Dr. Praneeth agrees that there a lot of advantages to using a smartphone ophthalmoscope. One of the advantages is that you can zoom in and out, he said. Two, you can take pictures easily and can mark the pictures for any abnormalities using the smartphone. “This will help in making the patient understand what is wrong. These things are not possible using a direct ophthalmoscope,” he added.

There are disadvantages to using a smartphone ophthalmoscope too, argues Dr. Rachana. “The disadvantage is that the clarity is a little less as compared to viewing something directly,” she said. “No matter how good it is, it cannot be better than having an ophthalmologist look directly into your eye without the barrier of a smartphone.” She added that it can maybe be used as a screening tool, but it cannot be confirmed as a diagnostic tool.

Counteracting what Dr. Rachana said, Dr. Praneeth said that not having the barrier of a smartphone is not always good. “There is a gap of just a few millimetres that exists between the doctor’s eye and the patient’s eye while using a direct ophthalmoscope.” On the other hand, the smartphone part of the smartphone ophthalmoscope acts like a shield. He said that it creates a barrier between the doctor and the patient which was very essential during the pandemic. He added, “This is why I stopped using a direct ophthalmoscope after the onset of the pandemic.”

“One thing is that you have to go really close using a direct ophthalmoscope, the other thing is that it is a cumbersome process,” continued Dr. Praneeth. When that was the only option, it was what they would use. “But now that there is an easier version which is just as efficient, I would prefer using a smartphone ophthalmoscope,” he added.

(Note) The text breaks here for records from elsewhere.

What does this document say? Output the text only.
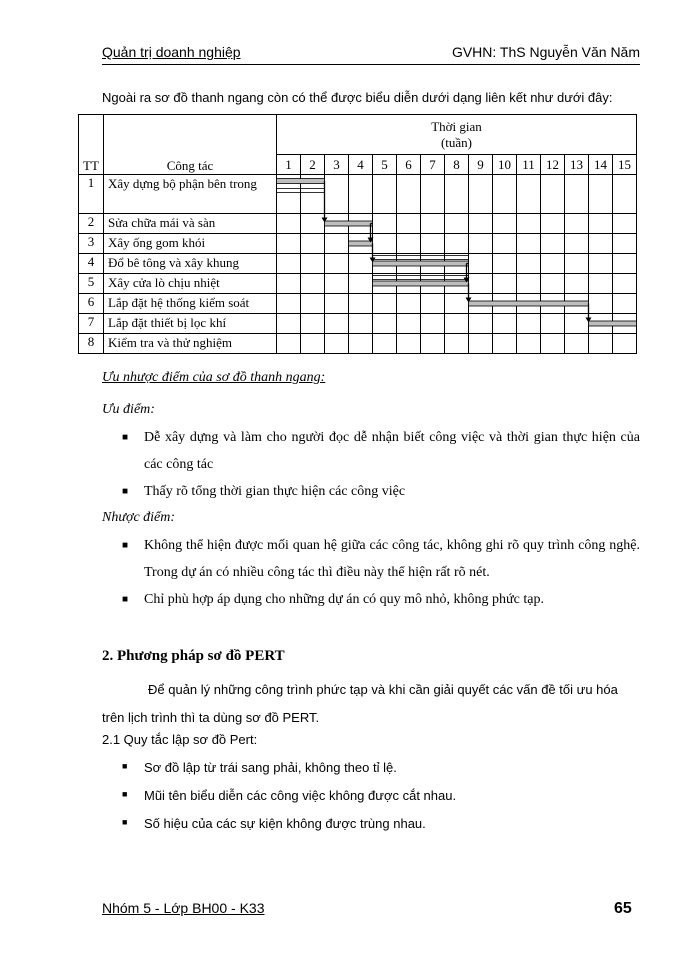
Quản trị doanh nghiệp	GVHN: ThS Nguyễn Văn Năm
Ngoài ra sơ đồ thanh ngang còn có thể được biểu diễn dưới dạng liên kết như dưới đây:
TT	Công tác	Thời gian
(tuần)														

		1	2	3	4	5	6	7	8	9	10	11	12	13	14	15
1	Xây dựng bộ phận bên trong															
2	Sửa chữa mái và sàn															
3	Xây ống gom khói															
4	Đổ bê tông và xây khung															
5	Xây cửa lò chịu nhiệt															
6	Lắp đặt hệ thống kiểm soát															
7	Lắp đặt thiết bị lọc khí															
8	Kiểm tra và thử nghiệm															
Ưu nhược điểm của sơ đồ thanh ngang:
Ưu điểm:
■ Dễ xây dựng và làm cho người đọc dễ nhận biết công việc và thời gian thực hiện của các công tác
■ Thấy rõ tổng thời gian thực hiện các công việc
Nhược điểm:
■ Không thể hiện được mối quan hệ giữa các công tác, không ghi rõ quy trình công nghệ. Trong dự án có nhiều công tác thì điều này thể hiện rất rõ nét.
■ Chỉ phù hợp áp dụng cho những dự án có quy mô nhỏ, không phức tạp.
2. Phương pháp sơ đồ PERT
Để quản lý những công trình phức tạp và khi cần giải quyết các vấn đề tối ưu hóa trên lịch trình thì ta dùng sơ đồ PERT.
2.1 Quy tắc lập sơ đồ Pert:
■ Sơ đồ lập từ trái sang phải, không theo tỉ lệ.
■ Mũi tên biểu diễn các công việc không được cắt nhau.
■ Số hiệu của các sự kiện không được trùng nhau.
Nhóm 5 - Lớp BH00 - K33	65
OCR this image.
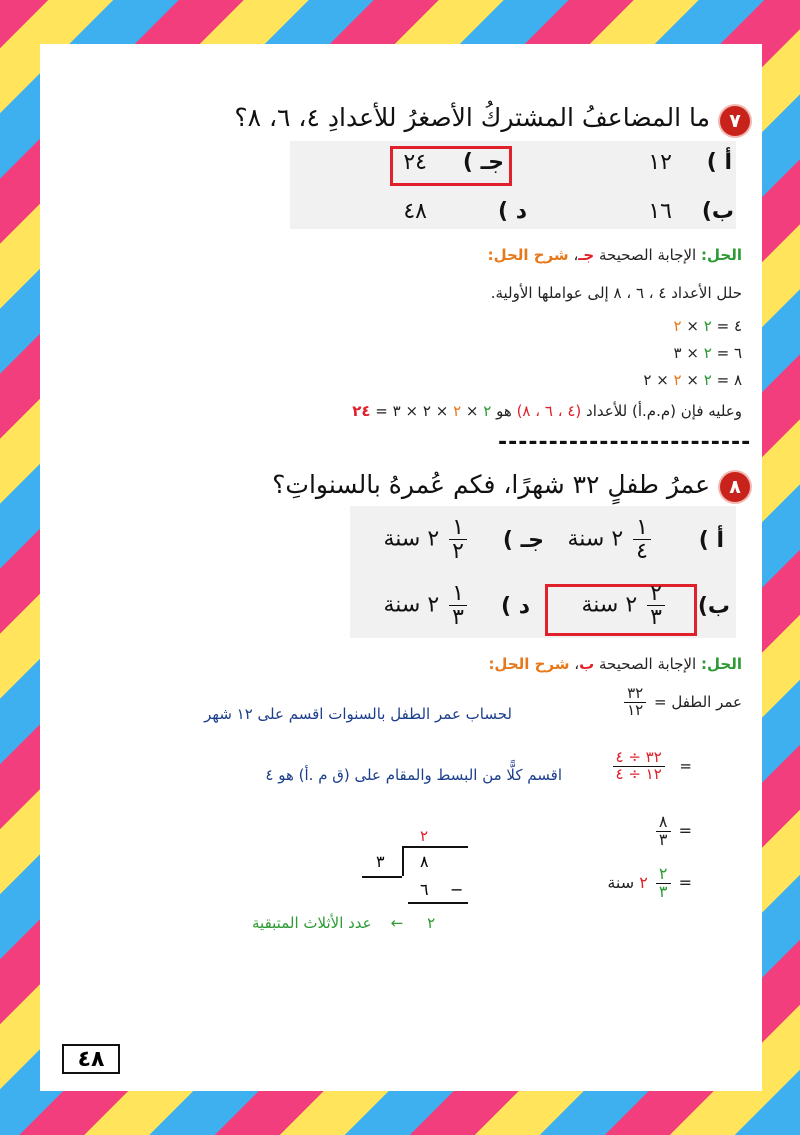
٧
ما المضاعفُ المشتركُ الأصغرُ للأعدادِ ٤، ٦، ٨؟
أ )
١٢
جـ )
٢٤
ب)
١٦
د )
٤٨
الحل: الإجابة الصحيحة جـ، شرح الحل:
حلل الأعداد ٤ ، ٦ ، ٨ إلى عواملها الأولية.
٤ = ٢ × ٢
٦ = ٢ × ٣
٨ = ٢ × ٢ × ٢
وعليه فإن (م.م.أ) للأعداد (٤ ، ٦ ، ٨) هو ٢ × ٢ × ٢ × ٣ = ٢٤
-------------------------
٨
عمرُ طفلٍ ٣٢ شهرًا، فكم عُمرهُ بالسنواتِ؟
أ )
$\frac{١}{٤}$
٢ سنة
جـ )
$\frac{١}{٢}$
٢ سنة
ب)
$\frac{٢}{٣}$
٢ سنة
د )
$\frac{١}{٣}$
٢ سنة
الحل: الإجابة الصحيحة ب، شرح الحل:
عمر الطفل =
$\frac{٣٢}{١٢}$
لحساب عمر الطفل بالسنوات اقسم على ١٢ شهر
=
$\frac{٣٢ \div ٤}{١٢ \div ٤}$
اقسم كلًّا من البسط والمقام على (ق م .أ) هو ٤
=
$\frac{٨}{٣}$
=
$\frac{٢}{٣}$
٢ سنة
٢
٣ ٨
٦ −
٢     ←    عدد الأثلاث المتبقية
٤٨
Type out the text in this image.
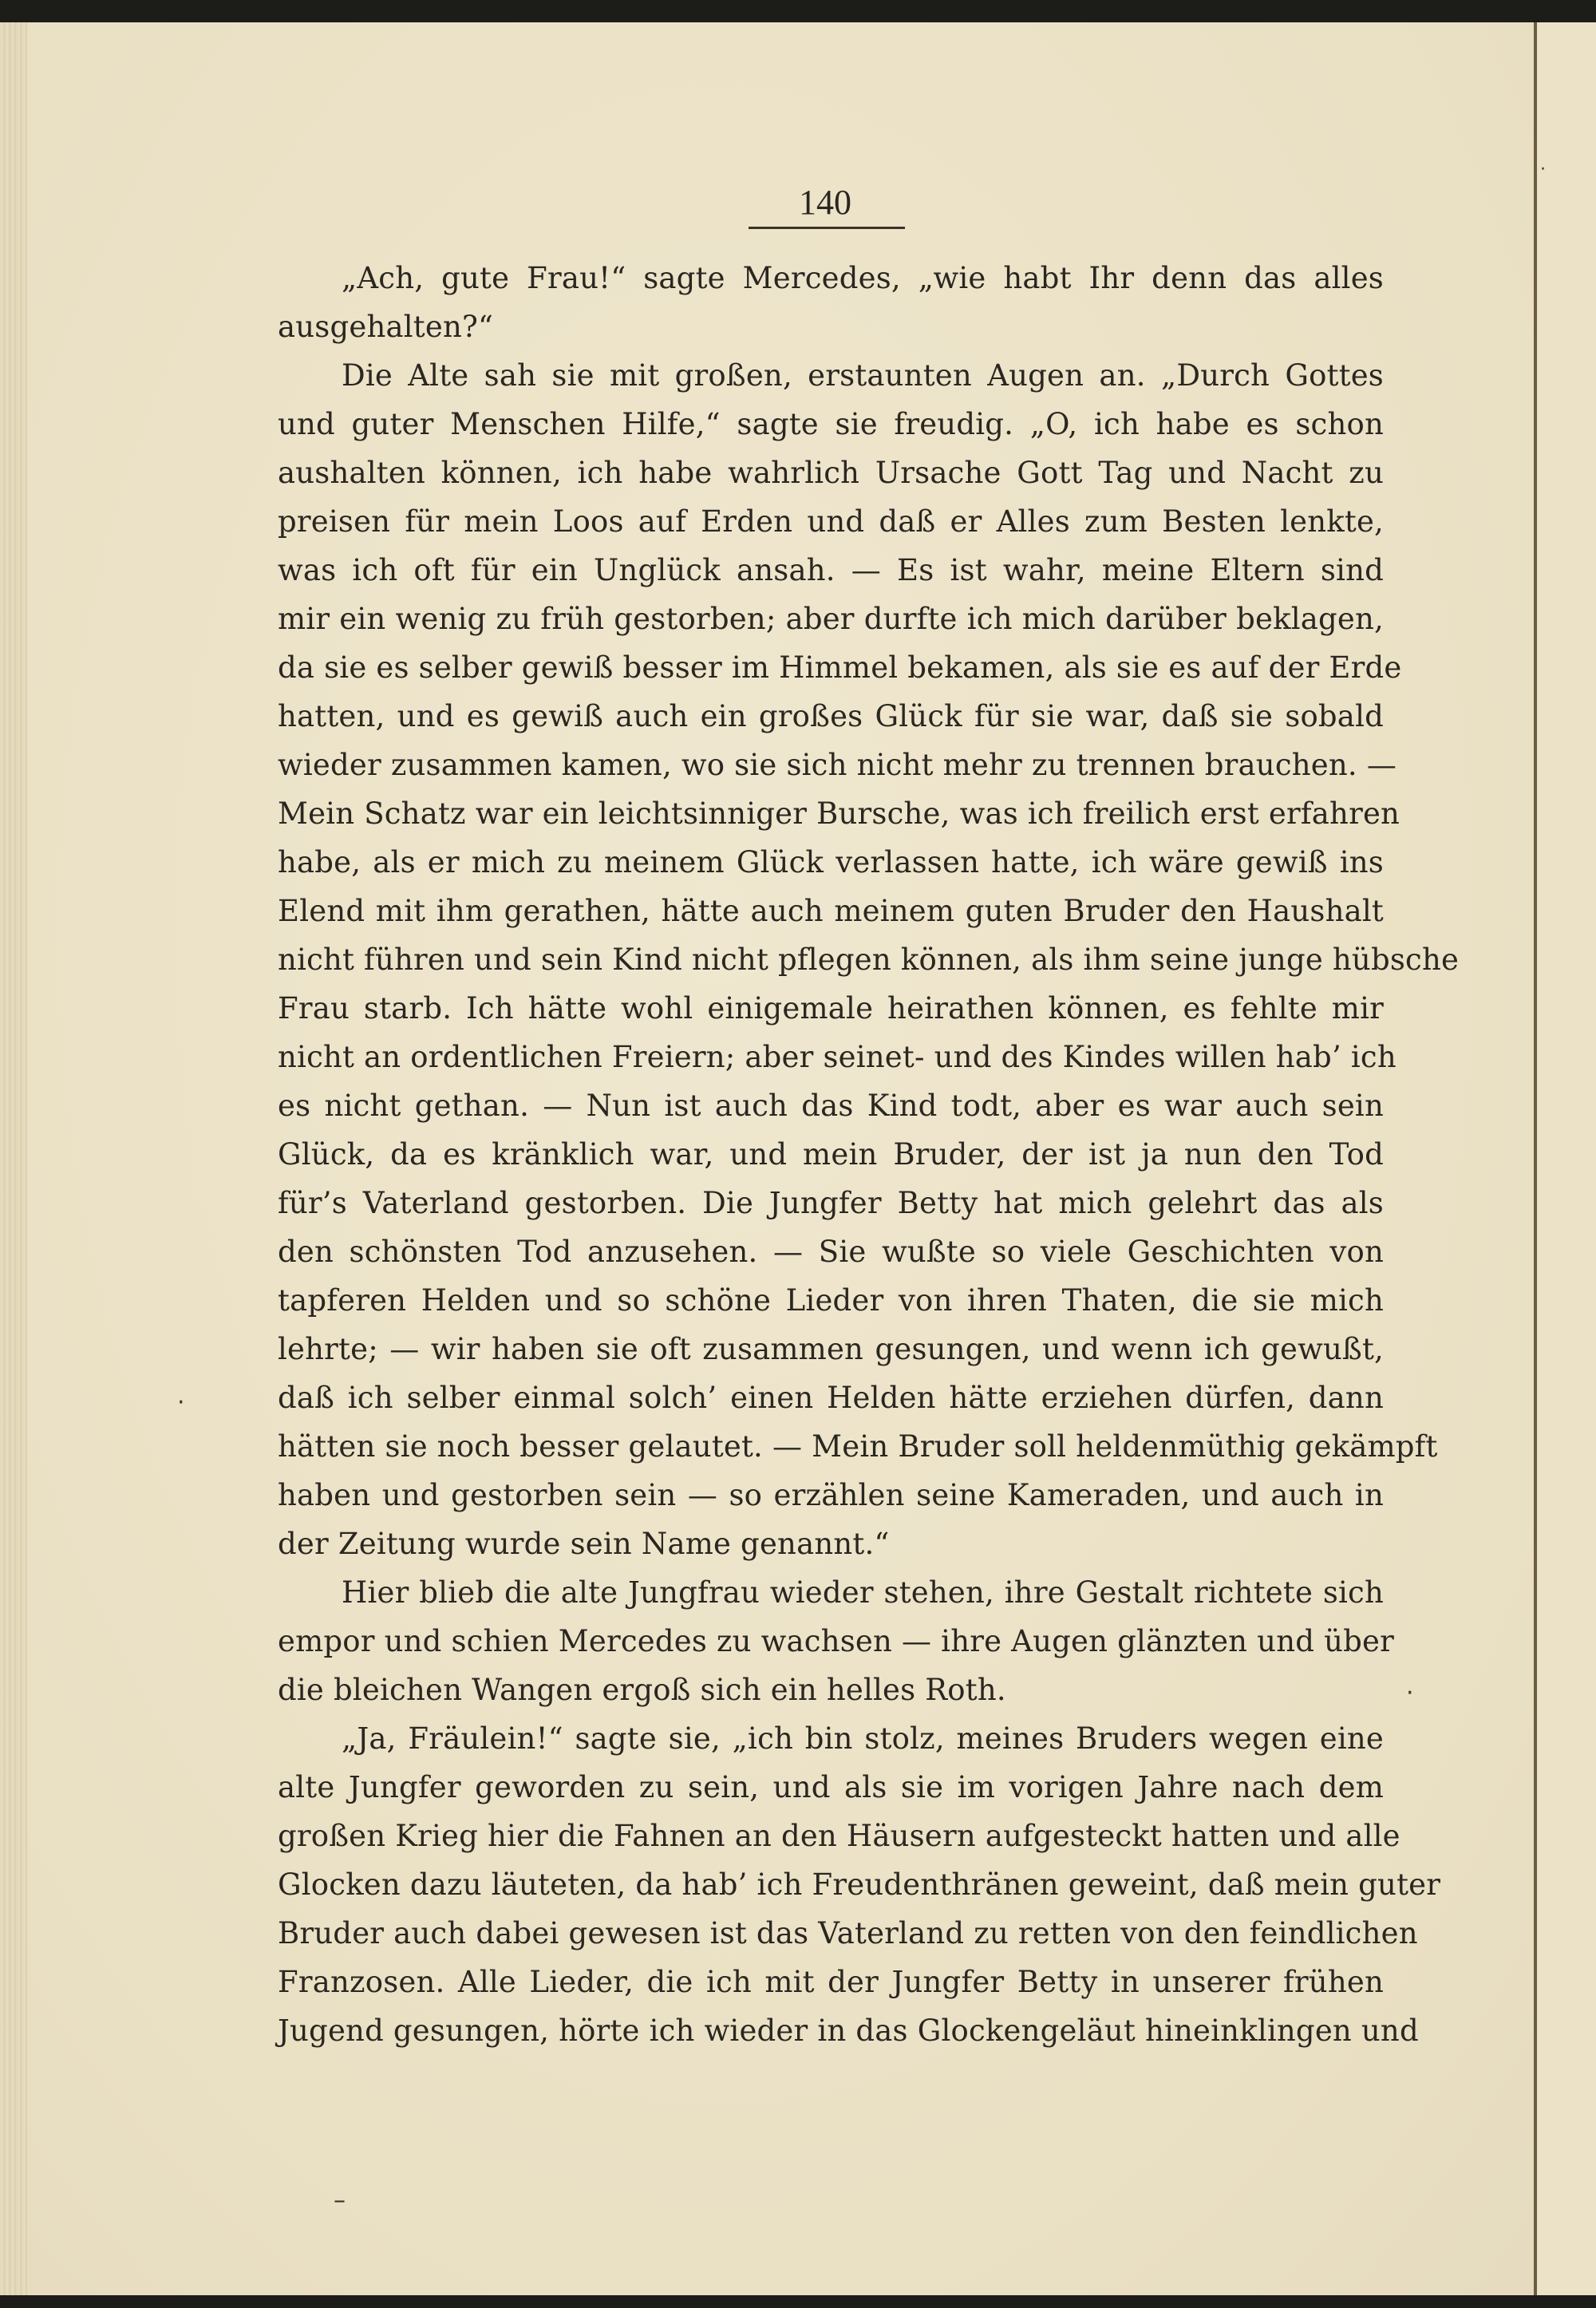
140
„Ach, gute Frau!“ sagte Mercedes, „wie habt Ihr denn das alles
ausgehalten?“
Die Alte sah sie mit großen, erstaunten Augen an. „Durch Gottes
und guter Menschen Hilfe,“ sagte sie freudig. „O, ich habe es schon
aushalten können, ich habe wahrlich Ursache Gott Tag und Nacht zu
preisen für mein Loos auf Erden und daß er Alles zum Besten lenkte,
was ich oft für ein Unglück ansah. — Es ist wahr, meine Eltern sind
mir ein wenig zu früh gestorben; aber durfte ich mich darüber beklagen,
da sie es selber gewiß besser im Himmel bekamen, als sie es auf der Erde
hatten, und es gewiß auch ein großes Glück für sie war, daß sie sobald
wieder zusammen kamen, wo sie sich nicht mehr zu trennen brauchen. —
Mein Schatz war ein leichtsinniger Bursche, was ich freilich erst erfahren
habe, als er mich zu meinem Glück verlassen hatte, ich wäre gewiß ins
Elend mit ihm gerathen, hätte auch meinem guten Bruder den Haushalt
nicht führen und sein Kind nicht pflegen können, als ihm seine junge hübsche
Frau starb. Ich hätte wohl einigemale heirathen können, es fehlte mir
nicht an ordentlichen Freiern; aber seinet- und des Kindes willen hab’ ich
es nicht gethan. — Nun ist auch das Kind todt, aber es war auch sein
Glück, da es kränklich war, und mein Bruder, der ist ja nun den Tod
für’s Vaterland gestorben. Die Jungfer Betty hat mich gelehrt das als
den schönsten Tod anzusehen. — Sie wußte so viele Geschichten von
tapferen Helden und so schöne Lieder von ihren Thaten, die sie mich
lehrte; — wir haben sie oft zusammen gesungen, und wenn ich gewußt,
daß ich selber einmal solch’ einen Helden hätte erziehen dürfen, dann
hätten sie noch besser gelautet. — Mein Bruder soll heldenmüthig gekämpft
haben und gestorben sein — so erzählen seine Kameraden, und auch in
der Zeitung wurde sein Name genannt.“
Hier blieb die alte Jungfrau wieder stehen, ihre Gestalt richtete sich
empor und schien Mercedes zu wachsen — ihre Augen glänzten und über
die bleichen Wangen ergoß sich ein helles Roth.
„Ja, Fräulein!“ sagte sie, „ich bin stolz, meines Bruders wegen eine
alte Jungfer geworden zu sein, und als sie im vorigen Jahre nach dem
großen Krieg hier die Fahnen an den Häusern aufgesteckt hatten und alle
Glocken dazu läuteten, da hab’ ich Freudenthränen geweint, daß mein guter
Bruder auch dabei gewesen ist das Vaterland zu retten von den feindlichen
Franzosen. Alle Lieder, die ich mit der Jungfer Betty in unserer frühen
Jugend gesungen, hörte ich wieder in das Glockengeläut hineinklingen und
·
·
·
–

Dr. Shailaja, an ophthalmologist who is practicing and teaching ophthalmology for the past 20 years has mixed views on the topic. “Personally, as an ophthalmologist I would prefer a direct ophthalmoscope. But for general doctors who are not ophthalmologists or for lab technicians or paramedics, I think using a smartphone ophthalmoscope would be better.” She said that it would be a good tool to use while teaching ophthalmology too.

A study published in July 2022 proved that medical students find it easier to learn when they were taught using a smartphone ophthalmoscope. It saved them time and they were able to get results almost as accurate as the results from a direct ophthalmoscope.

“Using a normal ophthalmoscope takes a lot of practice and there is a big learning curve,” said Dr. Shailaja. So, using a smartphone ophthalmoscope is easier, anyone with minimal training can do it. She added that if you know how to operate a smartphone, which almost everyone does, you can easily operate a smartphone ophthalmoscope. “This can be very useful in many situations.”

“For example, most of the time the ophthalmologists in rural areas do not have the capacity to diagnose a complex issue,” she said. At times like this, they can take pictures easily using a smartphone ophthalmoscope and send it to doctors in the city that will diagnose the problem.

Dr. Shailaja thinks that this is something that needs more work. She said that the only complaint she heard about a smartphone ophthalmoscope is that it does not have the best clarity. “If it is developed more and is able give us better clarity, then I would start using it. Then it would have a big impact.”

A study published in the National Library of Medicine concludes that smartphone ophthalmoscopes do have a place in ophthalmology. It states that they do have “a practical role for preliminary or screening or learning purposes.” But its role in routine ophthalmic practices is not yet clear.